Three-Phase Programmable Source, PLL, Voltage and Power Measurement

This example shows the use of the 3-Phase Programmable Voltage Source, PLL and Variable-Frequency Positive-Sequence Voltage and Power Measurement blocks.

Description

A 25kV, 100 MVA short-circuit level, equivalent network feeds a 5 MW, 5 Mvar capacitive load. The internal voltage of the source is controlled by the Discrete 3-Phase Programmable Voltage Source block.

Open the programmable source dialog box and look at the parameters controlling the voltage and frequency. A 60 Hz, positive-sequence of 1.0 pu, 45 degrees is specified.

At t = 0.5 s, a sinusoidal modulation of the frequency (amplitude 3 Hz, frequency 0.4 Hz) is started. The modulation stops at t =3 s so that a full cycle of modulation can be observed.

The Three-Phase V-I Measurement block is used to monitor the three load voltages and currents. Open its dialog box and see how this block allows to output the three voltages and currents in p.u.

The Discrete 3-Phase PLL block measures the frequency and generates a signal (wt output) locked on the variable frequency system voltage. The PLL drives two measurement blocks taking into account the variable frequency: one block computing the fundamental value of the positive-sequence load voltage and another one computing the load active and reactive powers.

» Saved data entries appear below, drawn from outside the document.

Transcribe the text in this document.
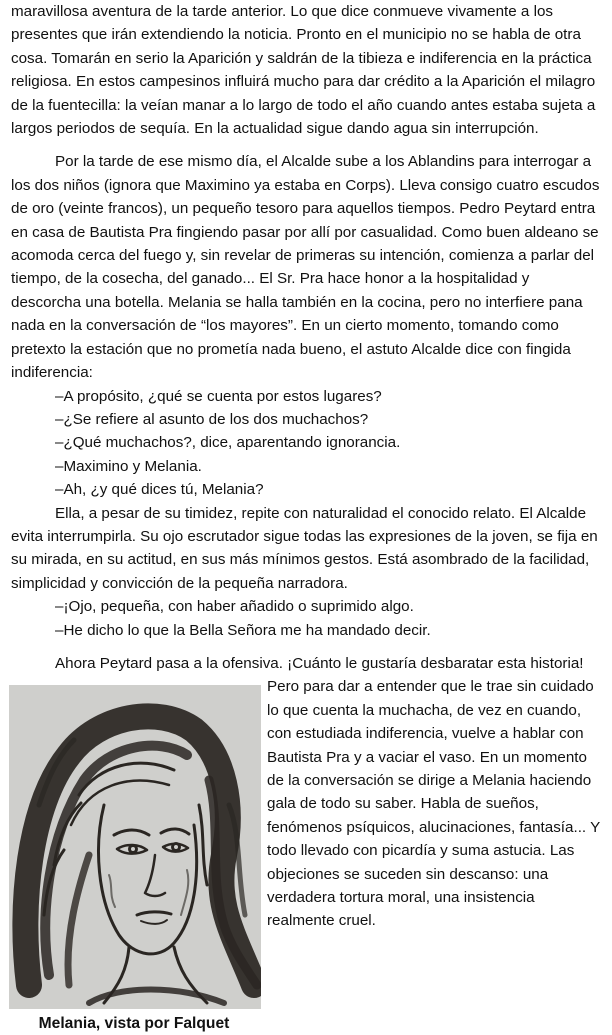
maravillosa aventura de la tarde anterior. Lo que dice conmueve vivamente a los presentes que irán extendiendo la noticia. Pronto en el municipio no se habla de otra cosa. Tomarán en serio la Aparición y saldrán de la tibieza e indiferencia en la práctica religiosa. En estos campesinos influirá mucho para dar crédito a la Aparición el milagro de la fuentecilla: la veían manar a lo largo de todo el año cuando antes estaba sujeta a largos periodos de sequía. En la actualidad sigue dando agua sin interrupción.

Por la tarde de ese mismo día, el Alcalde sube a los Ablandins para interrogar a los dos niños (ignora que Maximino ya estaba en Corps). Lleva consigo cuatro escudos de oro (veinte francos), un pequeño tesoro para aquellos tiempos. Pedro Peytard entra en casa de Bautista Pra fingiendo pasar por allí por casualidad. Como buen aldeano se acomoda cerca del fuego y, sin revelar de primeras su intención, comienza a parlar del tiempo, de la cosecha, del ganado... El Sr. Pra hace honor a la hospitalidad y descorcha una botella. Melania se halla también en la cocina, pero no interfiere pana nada en la conversación de “los mayores”. En un cierto momento, tomando como pretexto la estación que no prometía nada bueno, el astuto Alcalde dice con fingida indiferencia:

–A propósito, ¿qué se cuenta por estos lugares?

–¿Se refiere al asunto de los dos muchachos?

–¿Qué muchachos?, dice, aparentando ignorancia.

–Maximino y Melania.

–Ah, ¿y qué dices tú, Melania?

Ella, a pesar de su timidez, repite con naturalidad el conocido relato. El Alcalde evita interrumpirla. Su ojo escrutador sigue todas las expresiones de la joven, se fija en su mirada, en su actitud, en sus más mínimos gestos. Está asombrado de la facilidad, simplicidad y convicción de la pequeña narradora.

–¡Ojo, pequeña, con haber añadido o suprimido algo.

–He dicho lo que la Bella Señora me ha mandado decir.

Ahora Peytard pasa a la ofensiva. ¡Cuánto le gustaría desbaratar esta historia!

Melania, vista por Falquet

Pero para dar a entender que le trae sin cuidado lo que cuenta la muchacha, de vez en cuando, con estudiada indiferencia, vuelve a hablar con Bautista Pra y a vaciar el vaso. En un momento de la conversación se dirige a Melania haciendo gala de todo su saber. Habla de sueños, fenómenos psíquicos, alucinaciones, fantasía... Y todo llevado con picardía y suma astucia. Las objeciones se suceden sin descanso: una verdadera tortura moral, una insistencia realmente cruel.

These two blocks and the PLL are initialized in order to start in steady state.

The whole system, (power network, PLL and measurement blocks) is discretized at a 50 us sample time.

Simulation

Start the simulation.

Observe on Scope1 block how the PLL tracks the changing system frequency (trace 1). As expected, the system frequency varies between 57 Hz and 63 Hz with a maximum rate of change of 7.5 Hz/s. Traces 2 and 3 show the variations of magnitude and phase of positive-sequence voltage as the frequency is changing. Traces 4 and 5 show the variations of active and reactive powers.

Observe on Scope2 that the (wt) ramp output of the PLL stays locked on zero crossings of phase A voltage.